ソガバレ前政権は2019年に台湾と断交して中国と国交を樹立。22年に安保協定、23年に警察協力協定を中国と締結した。マネレ氏は外相としてこれらを推進した。与党は4月の総選挙で、「北方政策」と称して中国との一層の関係強化を打ち出しており、マネレ氏は親中路線を継続する見通しだ。近日中に閣僚を選任し、新政権を本格始動させる。

中国は太平洋島しょ地域で、19年にキリバス、今年1月にナウルと国交を結んだ。親米政権のパプアニューギニアなどとも経済関係の強化を進める。ソロモンとの安保協定を巡っては、中身が不透明で、中国が軍事拠点を構築するのではないかという疑念を西側諸国は抱いている。米国は昨年、パプアと防衛協力協定を結んで対抗し、地域の地政学的緊張が高まっている。

ソロモンの主要野党は、与党の親中路線について「主権を危うくし、巨額の債務が将来に禍根を残す恐れがある」として、過度な対中依存脱却を提唱。
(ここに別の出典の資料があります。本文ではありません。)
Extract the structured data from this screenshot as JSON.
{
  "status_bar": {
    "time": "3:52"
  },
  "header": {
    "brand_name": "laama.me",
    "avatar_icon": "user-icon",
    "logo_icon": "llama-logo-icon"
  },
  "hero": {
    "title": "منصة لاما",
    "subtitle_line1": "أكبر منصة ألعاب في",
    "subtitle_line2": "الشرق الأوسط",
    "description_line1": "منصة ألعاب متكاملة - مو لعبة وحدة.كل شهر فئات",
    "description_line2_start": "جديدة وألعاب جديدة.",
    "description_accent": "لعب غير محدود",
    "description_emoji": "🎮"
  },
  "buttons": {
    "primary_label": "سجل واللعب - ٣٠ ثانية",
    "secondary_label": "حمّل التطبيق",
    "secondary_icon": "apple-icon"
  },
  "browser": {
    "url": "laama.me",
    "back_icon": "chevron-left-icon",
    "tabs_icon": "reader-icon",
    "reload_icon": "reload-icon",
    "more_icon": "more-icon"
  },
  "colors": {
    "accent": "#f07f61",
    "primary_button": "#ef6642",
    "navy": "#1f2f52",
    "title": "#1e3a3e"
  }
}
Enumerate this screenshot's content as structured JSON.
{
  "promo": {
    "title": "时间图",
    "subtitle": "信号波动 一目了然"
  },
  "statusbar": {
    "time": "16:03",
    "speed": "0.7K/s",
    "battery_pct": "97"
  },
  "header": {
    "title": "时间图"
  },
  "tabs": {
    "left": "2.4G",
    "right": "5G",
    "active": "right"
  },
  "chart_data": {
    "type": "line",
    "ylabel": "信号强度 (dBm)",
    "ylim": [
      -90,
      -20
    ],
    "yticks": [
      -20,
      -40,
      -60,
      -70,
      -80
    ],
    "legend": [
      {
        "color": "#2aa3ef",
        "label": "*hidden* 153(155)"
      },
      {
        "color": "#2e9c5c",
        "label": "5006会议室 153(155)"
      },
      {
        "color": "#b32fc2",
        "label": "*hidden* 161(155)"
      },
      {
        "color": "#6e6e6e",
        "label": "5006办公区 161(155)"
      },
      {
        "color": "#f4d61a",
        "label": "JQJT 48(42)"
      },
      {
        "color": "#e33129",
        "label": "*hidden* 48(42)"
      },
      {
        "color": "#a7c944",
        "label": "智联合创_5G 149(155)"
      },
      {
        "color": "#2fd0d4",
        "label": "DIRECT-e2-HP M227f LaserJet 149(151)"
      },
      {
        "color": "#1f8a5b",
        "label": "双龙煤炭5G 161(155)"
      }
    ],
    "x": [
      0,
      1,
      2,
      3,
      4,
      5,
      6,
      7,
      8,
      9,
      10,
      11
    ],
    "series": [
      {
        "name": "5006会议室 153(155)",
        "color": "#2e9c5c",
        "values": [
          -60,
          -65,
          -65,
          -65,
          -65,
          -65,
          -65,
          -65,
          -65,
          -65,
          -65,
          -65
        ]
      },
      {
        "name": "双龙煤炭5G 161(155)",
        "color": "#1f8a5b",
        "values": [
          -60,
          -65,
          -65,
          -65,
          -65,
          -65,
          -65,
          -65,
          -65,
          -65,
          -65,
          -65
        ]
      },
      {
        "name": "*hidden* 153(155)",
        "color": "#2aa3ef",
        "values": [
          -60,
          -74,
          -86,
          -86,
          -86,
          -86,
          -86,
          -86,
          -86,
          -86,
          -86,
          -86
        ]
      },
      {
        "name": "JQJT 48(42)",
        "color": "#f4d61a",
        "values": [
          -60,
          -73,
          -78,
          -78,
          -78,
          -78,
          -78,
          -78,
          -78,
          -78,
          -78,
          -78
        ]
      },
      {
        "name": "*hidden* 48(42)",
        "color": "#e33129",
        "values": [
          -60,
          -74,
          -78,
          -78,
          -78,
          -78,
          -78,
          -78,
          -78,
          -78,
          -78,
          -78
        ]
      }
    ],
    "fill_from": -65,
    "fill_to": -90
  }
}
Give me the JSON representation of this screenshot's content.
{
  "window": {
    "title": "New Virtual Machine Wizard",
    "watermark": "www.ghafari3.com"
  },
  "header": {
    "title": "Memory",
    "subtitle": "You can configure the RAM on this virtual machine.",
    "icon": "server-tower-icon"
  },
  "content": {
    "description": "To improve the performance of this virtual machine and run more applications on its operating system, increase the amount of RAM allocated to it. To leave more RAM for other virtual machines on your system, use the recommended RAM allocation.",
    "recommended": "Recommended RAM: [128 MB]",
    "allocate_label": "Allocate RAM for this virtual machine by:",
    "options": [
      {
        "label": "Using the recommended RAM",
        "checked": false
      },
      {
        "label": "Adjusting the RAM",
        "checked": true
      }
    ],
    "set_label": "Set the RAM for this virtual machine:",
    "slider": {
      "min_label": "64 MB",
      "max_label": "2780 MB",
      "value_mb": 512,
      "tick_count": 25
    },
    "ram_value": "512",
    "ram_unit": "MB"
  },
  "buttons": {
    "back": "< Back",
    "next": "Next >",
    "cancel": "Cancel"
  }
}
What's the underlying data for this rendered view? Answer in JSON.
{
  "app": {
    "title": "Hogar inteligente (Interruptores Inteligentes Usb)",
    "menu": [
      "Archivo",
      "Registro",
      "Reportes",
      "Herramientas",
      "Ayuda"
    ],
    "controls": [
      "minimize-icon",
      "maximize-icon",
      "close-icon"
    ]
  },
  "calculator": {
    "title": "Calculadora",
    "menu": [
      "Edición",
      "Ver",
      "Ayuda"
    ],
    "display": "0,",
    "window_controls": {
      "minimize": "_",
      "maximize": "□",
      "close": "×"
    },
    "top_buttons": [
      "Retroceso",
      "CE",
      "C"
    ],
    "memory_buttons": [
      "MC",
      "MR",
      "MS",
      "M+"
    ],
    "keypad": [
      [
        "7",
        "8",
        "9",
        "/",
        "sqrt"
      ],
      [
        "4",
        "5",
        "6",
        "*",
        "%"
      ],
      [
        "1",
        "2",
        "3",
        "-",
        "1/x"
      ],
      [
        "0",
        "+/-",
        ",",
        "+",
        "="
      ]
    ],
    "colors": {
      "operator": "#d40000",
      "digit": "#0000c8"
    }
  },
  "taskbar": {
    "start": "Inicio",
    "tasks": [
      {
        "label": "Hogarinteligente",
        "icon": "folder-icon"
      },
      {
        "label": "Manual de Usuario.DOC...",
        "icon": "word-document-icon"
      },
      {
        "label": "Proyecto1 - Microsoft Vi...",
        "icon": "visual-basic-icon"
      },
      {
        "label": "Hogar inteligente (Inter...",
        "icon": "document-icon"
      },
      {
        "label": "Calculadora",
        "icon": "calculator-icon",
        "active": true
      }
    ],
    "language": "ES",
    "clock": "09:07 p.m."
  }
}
政権が交代していれば安保協定も見直される可能性があった。マネレ氏は就任演説で「われわれは皆、国民に奉仕するという究極の目的を共有している」と融和を呼び掛けた。

ソガバレ氏が院政を敷く可能性が指摘される一方、外交官として国連本部に派遣されたこともあるマネレ氏が西側諸国と関係を改善することへの期待感もある。オーストラリアのアルバニージー首相は「ソロモン諸島は近い友人であり、私たちの未来はつながっている」とSNSにつづった。